The Cyrus Cylinder, the ancient clay artifact excavated from Babylon in the 19th century, is revered as the world’s first declaration of human rights. Now it’s also the inspiration for a new artwork in the heart of Los Angeles, the Freedom Sculpture.
The Farhang Foundation, a Los Angeles nonprofit that promotes Iranian art and culture, commissioned artist Cecil Balmond to create the glittering, silver-and-gold replica of the cylinder named for the ancient Persian king Cyrus the Great.
The city dedicated the $2.2-million sculpture with fireworks and festivities last July 4 — America’s Independence Day. Farhad Mohit, the foundation’s vice chairman, voiced the hope that the Freedom Sculpture will be for Los Angeles what the Statue of Liberty is for New York.
The clay cylinder, excavated in 1879, bears an inscription celebrating Cyrus the Great’s conquest of Babylon in 539 B.C. It reads in part:
My vast troops marched peaceably in Babylon. … I sought the welfare of the city of Babylon and all its sanctuaries.
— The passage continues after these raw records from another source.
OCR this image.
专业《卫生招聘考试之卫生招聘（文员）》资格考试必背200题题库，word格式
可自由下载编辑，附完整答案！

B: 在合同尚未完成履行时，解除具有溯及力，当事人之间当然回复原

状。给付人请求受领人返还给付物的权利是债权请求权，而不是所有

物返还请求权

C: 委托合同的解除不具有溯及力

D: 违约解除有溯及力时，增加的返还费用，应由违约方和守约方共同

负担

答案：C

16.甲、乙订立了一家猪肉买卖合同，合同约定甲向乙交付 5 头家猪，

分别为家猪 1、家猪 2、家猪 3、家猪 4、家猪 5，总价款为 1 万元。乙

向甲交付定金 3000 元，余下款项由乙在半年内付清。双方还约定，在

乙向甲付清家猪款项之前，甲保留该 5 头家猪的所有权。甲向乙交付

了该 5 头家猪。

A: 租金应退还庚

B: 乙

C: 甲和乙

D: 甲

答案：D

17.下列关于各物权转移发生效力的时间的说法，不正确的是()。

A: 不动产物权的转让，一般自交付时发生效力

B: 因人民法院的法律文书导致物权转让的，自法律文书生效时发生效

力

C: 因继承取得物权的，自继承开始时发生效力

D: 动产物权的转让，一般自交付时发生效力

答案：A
As for the population of Babylon, who as if without divine intention had endured a yoke not decreed for them, I soothed their weariness, I freed them from their bonds.
Cyrus freed the Jews from Babylon, united the ancient people of Medea and the Persians, founded the Achaemenid Dynasty and ruled a vast empire, from the Indus River to the Mediterranean. Today he’s regarded as a pioneer in human rights for respecting all religions and condemning forced labor.
At the dedication of the Freedom Sculpture in a Santa Monica Boulevard plaza, speakers made special note of Cyrus the Great’s influence on American political history. Thomas Jefferson kept two copies of the Cyropaedia, the classical biography of Cyrus the Great, in his library, and notes in the margins indicate he studied the Persian ruler’s example while drafting the Declaration of Independence.
Iranian Americans celebrate Cyrus the Great Day each October on the date of the conquest of Babylon, and his name lives on in other ways. Cyrus is the 427th most popular name in the United States for baby boys, according to government records.